The way good loudspeakers connect listeners with audio maps on to the way we look at video, especially when we're using older equipment.
I’ve recently been testing some amazing and unusual speakers. They’re the Eclipse TD 510MK II. (You can see the review here.) It’s a large, egg-shaped speaker with a single driver (loudspeaker cone). Inside, there’s precision engineering to ensure that the greatest advantage of this type of speaker — that the sound comes from a single point and not from multiple drivers via a crossover — is nurtured and presented in the best and most nuanced way.
The way these loudspeakers connect listeners with audio has made me think that some of the things that struck me about very high-quality audio might apply by analogy to very high-quality video.
Eclipse speakers have an incredible spatial resolution because of their phase accuracy. It means that you can hear the original recording environments almost like holograms. Every nuance of a performance — of the original microphone, mixer, tape and outboard equipment — is captured. At the risk of sounding like a cliché, it’s almost like "being there".
What does that mean? It means that when I listened to older recordings — the sort of recording that sounds old because of the way it was made — it felt like I was actually sitting in the recording studio, listening to the musicians through the vintage mixing desk and the ancient loudspeaker monitors.
That it did so convincingly is a huge compliment to the Eclipse loudspeakers. It takes an extremely accurate reproduction to bring out this level of authenticity. And it means getting the basics right: which in this case means not “polluting” the audio with the confusing effects of a loudspeaker crossover.
Now, there’s one glaring error in my analogy here, which is that a loudspeaker reproduces a signal: it doesn’t capture it. Perhaps we should be talking about microphones here instead?
Maybe. But I would argue that microphones are equally important in the entire chain of reproduction. Each and every part could be a “weakest link”.
With digital recording and reproduction, whether it’s audio or video, the aim should be to keep the recording out of the way. What I mean by that is that it should have as little effect as possible on the subject of the recording.
You may think it’s ironic that in my example above I talked about vintage recording equipment. Why would I invoke a technique that is by almost every available measure inferior to what’s available today?
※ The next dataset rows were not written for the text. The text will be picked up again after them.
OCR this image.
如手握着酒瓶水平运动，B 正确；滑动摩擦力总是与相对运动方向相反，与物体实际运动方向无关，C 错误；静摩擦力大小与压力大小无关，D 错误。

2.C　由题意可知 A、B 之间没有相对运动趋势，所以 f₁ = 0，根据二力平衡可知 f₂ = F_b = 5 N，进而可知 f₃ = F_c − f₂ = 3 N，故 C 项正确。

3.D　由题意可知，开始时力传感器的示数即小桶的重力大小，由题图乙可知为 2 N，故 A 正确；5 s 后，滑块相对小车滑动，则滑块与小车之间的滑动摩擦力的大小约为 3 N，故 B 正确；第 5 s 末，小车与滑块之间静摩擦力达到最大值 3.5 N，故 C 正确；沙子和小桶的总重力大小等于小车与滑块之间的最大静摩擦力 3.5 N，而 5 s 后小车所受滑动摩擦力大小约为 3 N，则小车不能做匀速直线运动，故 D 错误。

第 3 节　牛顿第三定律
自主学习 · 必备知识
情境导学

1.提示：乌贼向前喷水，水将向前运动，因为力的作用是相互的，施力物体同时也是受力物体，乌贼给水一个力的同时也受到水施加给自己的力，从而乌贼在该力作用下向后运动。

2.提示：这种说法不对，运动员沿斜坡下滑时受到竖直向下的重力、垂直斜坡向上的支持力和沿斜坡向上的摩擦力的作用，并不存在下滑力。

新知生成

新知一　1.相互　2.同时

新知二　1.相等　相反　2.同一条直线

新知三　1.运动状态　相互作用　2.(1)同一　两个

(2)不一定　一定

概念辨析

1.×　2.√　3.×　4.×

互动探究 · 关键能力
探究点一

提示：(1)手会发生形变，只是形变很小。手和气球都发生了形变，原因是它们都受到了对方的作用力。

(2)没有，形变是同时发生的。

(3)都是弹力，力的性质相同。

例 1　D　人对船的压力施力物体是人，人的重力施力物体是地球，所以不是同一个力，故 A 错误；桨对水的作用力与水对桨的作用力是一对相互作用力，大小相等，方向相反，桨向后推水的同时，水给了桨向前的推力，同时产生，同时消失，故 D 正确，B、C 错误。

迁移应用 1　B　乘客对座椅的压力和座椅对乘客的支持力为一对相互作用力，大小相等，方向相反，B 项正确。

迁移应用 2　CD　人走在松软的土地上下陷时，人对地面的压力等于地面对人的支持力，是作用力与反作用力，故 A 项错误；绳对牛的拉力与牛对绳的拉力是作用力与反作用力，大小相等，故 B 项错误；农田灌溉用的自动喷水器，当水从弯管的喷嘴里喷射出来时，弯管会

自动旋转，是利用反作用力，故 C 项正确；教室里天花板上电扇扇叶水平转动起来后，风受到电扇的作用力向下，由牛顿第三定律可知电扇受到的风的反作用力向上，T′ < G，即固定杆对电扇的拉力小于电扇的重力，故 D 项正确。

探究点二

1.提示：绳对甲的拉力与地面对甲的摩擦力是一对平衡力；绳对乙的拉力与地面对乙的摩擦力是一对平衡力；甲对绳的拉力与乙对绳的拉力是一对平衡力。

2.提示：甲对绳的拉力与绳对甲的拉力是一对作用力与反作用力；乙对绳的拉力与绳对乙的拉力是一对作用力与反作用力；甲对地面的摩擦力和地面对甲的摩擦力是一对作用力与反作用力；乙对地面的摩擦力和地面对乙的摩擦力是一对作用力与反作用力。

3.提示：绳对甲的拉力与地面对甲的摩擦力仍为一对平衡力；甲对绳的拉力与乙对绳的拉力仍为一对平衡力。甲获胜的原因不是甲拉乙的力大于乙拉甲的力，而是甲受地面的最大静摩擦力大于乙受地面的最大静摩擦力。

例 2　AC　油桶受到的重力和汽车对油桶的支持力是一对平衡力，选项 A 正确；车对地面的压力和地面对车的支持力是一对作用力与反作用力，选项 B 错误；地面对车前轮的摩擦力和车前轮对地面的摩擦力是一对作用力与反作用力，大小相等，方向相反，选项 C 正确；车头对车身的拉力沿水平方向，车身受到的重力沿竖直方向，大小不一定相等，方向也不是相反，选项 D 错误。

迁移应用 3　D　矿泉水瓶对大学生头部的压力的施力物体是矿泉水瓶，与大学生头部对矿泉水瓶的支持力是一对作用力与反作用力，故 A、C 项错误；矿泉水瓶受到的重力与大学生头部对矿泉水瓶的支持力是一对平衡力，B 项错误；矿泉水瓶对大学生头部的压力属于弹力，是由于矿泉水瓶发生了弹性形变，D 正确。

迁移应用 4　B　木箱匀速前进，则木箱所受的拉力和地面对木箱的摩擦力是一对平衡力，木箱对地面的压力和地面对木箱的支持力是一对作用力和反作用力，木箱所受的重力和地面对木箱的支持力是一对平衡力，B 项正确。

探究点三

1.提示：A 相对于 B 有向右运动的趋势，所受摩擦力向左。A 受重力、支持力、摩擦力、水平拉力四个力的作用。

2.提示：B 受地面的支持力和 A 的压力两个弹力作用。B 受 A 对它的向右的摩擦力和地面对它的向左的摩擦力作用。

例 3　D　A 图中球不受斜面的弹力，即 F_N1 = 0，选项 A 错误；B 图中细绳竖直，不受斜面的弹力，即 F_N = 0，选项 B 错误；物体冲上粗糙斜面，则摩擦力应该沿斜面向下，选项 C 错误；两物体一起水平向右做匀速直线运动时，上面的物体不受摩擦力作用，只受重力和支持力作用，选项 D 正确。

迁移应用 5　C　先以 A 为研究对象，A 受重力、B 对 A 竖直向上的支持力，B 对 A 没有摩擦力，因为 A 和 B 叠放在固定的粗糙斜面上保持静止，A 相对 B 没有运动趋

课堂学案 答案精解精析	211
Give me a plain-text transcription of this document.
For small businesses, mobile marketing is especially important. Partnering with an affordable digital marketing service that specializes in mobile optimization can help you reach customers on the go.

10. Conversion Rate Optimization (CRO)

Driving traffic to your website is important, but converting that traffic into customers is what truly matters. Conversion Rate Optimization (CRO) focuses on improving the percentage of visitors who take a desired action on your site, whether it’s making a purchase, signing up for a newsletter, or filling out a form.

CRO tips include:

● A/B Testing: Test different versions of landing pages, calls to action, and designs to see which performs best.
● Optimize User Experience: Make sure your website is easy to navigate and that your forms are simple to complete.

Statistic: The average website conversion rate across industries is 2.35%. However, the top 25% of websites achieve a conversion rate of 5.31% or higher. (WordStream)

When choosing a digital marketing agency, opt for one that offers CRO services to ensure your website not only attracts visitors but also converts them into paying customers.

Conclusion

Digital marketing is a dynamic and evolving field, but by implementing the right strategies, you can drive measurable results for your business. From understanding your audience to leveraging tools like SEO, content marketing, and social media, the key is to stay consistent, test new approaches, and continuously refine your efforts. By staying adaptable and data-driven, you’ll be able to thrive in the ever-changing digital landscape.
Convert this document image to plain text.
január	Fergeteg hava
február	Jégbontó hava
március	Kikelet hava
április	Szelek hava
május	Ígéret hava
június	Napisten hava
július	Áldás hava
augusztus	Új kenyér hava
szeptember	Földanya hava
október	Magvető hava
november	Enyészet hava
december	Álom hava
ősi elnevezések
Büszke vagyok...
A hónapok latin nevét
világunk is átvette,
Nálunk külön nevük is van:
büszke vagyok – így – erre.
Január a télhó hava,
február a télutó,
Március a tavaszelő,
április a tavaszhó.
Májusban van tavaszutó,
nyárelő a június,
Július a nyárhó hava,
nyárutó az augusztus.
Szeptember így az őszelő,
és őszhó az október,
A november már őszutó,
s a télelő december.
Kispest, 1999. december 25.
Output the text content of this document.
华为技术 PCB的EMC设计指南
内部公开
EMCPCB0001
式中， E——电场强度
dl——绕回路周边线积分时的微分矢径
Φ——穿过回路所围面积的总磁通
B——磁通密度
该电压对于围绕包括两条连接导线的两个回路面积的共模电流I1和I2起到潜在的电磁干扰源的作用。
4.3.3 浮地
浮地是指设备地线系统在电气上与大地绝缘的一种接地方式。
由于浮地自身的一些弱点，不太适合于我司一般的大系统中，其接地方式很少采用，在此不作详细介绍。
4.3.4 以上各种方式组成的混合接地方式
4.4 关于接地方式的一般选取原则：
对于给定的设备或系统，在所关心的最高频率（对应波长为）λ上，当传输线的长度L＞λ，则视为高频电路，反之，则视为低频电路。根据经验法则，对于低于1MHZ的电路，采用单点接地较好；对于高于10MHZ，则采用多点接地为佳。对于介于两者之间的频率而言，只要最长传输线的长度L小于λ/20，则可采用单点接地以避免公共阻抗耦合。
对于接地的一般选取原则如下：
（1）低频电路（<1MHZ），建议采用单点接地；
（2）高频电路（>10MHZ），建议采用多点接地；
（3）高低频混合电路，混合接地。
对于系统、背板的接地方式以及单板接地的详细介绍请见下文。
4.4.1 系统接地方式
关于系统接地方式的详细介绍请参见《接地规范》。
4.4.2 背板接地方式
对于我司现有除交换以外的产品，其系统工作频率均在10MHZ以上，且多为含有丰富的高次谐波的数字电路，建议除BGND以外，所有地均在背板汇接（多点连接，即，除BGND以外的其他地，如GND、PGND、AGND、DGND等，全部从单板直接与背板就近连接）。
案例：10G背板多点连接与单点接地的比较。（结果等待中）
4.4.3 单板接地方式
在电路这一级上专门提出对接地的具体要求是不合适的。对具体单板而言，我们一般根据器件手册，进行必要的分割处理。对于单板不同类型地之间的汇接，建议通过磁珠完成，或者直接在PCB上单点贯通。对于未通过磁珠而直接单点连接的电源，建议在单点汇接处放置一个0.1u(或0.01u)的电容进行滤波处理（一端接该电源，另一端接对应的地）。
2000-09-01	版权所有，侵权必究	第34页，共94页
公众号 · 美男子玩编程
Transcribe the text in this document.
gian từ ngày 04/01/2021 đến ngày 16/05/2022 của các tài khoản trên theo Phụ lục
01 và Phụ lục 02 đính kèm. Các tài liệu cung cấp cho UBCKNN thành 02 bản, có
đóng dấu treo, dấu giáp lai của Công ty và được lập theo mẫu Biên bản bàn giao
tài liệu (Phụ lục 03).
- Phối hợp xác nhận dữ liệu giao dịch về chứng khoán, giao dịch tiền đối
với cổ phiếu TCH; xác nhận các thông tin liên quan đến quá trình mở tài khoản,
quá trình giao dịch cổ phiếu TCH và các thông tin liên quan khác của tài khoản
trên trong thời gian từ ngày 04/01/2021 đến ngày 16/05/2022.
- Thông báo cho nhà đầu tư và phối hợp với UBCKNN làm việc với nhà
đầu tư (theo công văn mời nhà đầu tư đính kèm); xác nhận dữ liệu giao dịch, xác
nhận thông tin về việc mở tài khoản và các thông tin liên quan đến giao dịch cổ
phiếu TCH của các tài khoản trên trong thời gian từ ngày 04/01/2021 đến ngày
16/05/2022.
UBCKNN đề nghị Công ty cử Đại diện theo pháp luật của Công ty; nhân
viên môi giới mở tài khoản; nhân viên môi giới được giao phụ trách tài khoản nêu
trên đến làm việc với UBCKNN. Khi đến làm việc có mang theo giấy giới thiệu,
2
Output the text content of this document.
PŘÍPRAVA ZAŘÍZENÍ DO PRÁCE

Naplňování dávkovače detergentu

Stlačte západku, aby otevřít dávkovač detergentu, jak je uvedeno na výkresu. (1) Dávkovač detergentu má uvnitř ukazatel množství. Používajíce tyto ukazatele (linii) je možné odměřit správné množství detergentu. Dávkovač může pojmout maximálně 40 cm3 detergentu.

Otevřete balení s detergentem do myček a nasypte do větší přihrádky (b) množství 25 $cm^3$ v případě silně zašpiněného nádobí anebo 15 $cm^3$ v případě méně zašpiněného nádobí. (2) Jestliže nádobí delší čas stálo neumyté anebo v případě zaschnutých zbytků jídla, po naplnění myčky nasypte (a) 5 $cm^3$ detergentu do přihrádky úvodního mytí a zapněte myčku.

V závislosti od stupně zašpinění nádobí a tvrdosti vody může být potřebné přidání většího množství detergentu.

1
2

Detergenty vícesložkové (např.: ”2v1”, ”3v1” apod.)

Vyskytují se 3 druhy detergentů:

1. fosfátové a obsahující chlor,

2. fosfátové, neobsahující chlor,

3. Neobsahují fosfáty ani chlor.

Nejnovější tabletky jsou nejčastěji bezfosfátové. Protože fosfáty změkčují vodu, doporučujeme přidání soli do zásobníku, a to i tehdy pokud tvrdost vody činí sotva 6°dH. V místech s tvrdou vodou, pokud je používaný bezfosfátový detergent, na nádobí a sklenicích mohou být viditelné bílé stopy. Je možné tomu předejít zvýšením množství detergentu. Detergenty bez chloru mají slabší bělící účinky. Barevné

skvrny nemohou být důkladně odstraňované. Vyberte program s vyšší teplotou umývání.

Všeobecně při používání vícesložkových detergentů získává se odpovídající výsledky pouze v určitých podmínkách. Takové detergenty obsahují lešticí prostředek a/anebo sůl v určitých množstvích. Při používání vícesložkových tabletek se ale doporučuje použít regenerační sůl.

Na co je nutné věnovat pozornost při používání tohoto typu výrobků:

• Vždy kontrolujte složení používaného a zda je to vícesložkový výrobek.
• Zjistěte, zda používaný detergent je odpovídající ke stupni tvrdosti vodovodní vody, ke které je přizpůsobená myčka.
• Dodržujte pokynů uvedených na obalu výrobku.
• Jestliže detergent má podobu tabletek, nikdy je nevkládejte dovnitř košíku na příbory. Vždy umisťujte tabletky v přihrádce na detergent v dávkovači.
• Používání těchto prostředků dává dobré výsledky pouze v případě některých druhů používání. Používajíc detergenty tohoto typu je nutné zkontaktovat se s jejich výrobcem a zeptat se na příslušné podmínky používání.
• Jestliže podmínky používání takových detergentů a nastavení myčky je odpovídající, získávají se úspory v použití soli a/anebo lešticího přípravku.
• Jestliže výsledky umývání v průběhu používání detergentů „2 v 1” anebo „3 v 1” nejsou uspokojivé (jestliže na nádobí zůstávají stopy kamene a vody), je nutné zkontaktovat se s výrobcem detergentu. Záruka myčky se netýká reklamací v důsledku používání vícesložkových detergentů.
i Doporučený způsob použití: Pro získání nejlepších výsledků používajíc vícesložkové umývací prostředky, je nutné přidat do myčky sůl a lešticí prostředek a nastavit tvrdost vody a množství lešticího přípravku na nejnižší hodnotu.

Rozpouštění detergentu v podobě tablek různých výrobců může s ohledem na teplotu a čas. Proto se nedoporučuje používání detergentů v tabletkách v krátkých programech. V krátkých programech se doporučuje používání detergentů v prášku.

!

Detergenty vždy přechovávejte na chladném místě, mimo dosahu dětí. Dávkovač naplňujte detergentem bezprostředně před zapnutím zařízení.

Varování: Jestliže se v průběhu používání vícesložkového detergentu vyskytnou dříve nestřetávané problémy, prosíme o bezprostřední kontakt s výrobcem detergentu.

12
It’s because old recordings don’t necessarily sound terrible. In fact, they sometimes have an indefinable quality that makes them attractive to our ears in a way that we can’t easily achieve today. It may be analogous to the look and feel of an old leather sofa or even a 300-year old oil painting. Perhaps there was an innocence about those primitive antecedents to today’s recording studios that shines through in the recordings.
Whatever it is, I heard it more through those Eclipse loudspeakers. They either intensified the experience or merely allowed it to be heard unencumbered by compromising technology.
So, what does this have to do with video?
Simply, that for all the arguments that say that super-high resolutions like 8K are unnecessary, there’s a very powerful one that says the more resolution you have on your sensor, the more detail you can capture. I don’t think anyone would argue with that. But to go back to our analogy with old studio equipment: having more resolution means that you can capture and reproduce even the tiniest nuance and foible of a vintage lens.
When we watch footage from the past, it was almost certainly captured on film and shown on film. Unfortunately, later, it was probably then shown anything from black and white 405 line TV (in the UK) to 525 line NTSC colour in North America. Neither would have even approached the resolution and sheer information content of the original film. Those early TV-standards would only have captured the intimate character of the lenses and film stock in the vaguest and general of senses.
For many of us growing up in the seventies, our experience of older films would have been solely via these extremely low-resolution TV-formats. It’s a complete revelation when you see modern HD-scans of those same films. Most of us had no idea how much colour and detail we were missing in our earlier days.
Shooting super-high resolution video with vintage lenses is likely to give you the best possible experience of those old devices. Some would argue that this is a misuse of technology: that if we can shoot ultra-detailed video then we should do exactly that — with sharp lenses. But this is and always will be an artistic decision. It’s not an absolute. If the effect you’re seeking is the “look” of an old lens, then super-high resolution — 8K or whatever — is going to give you the best results.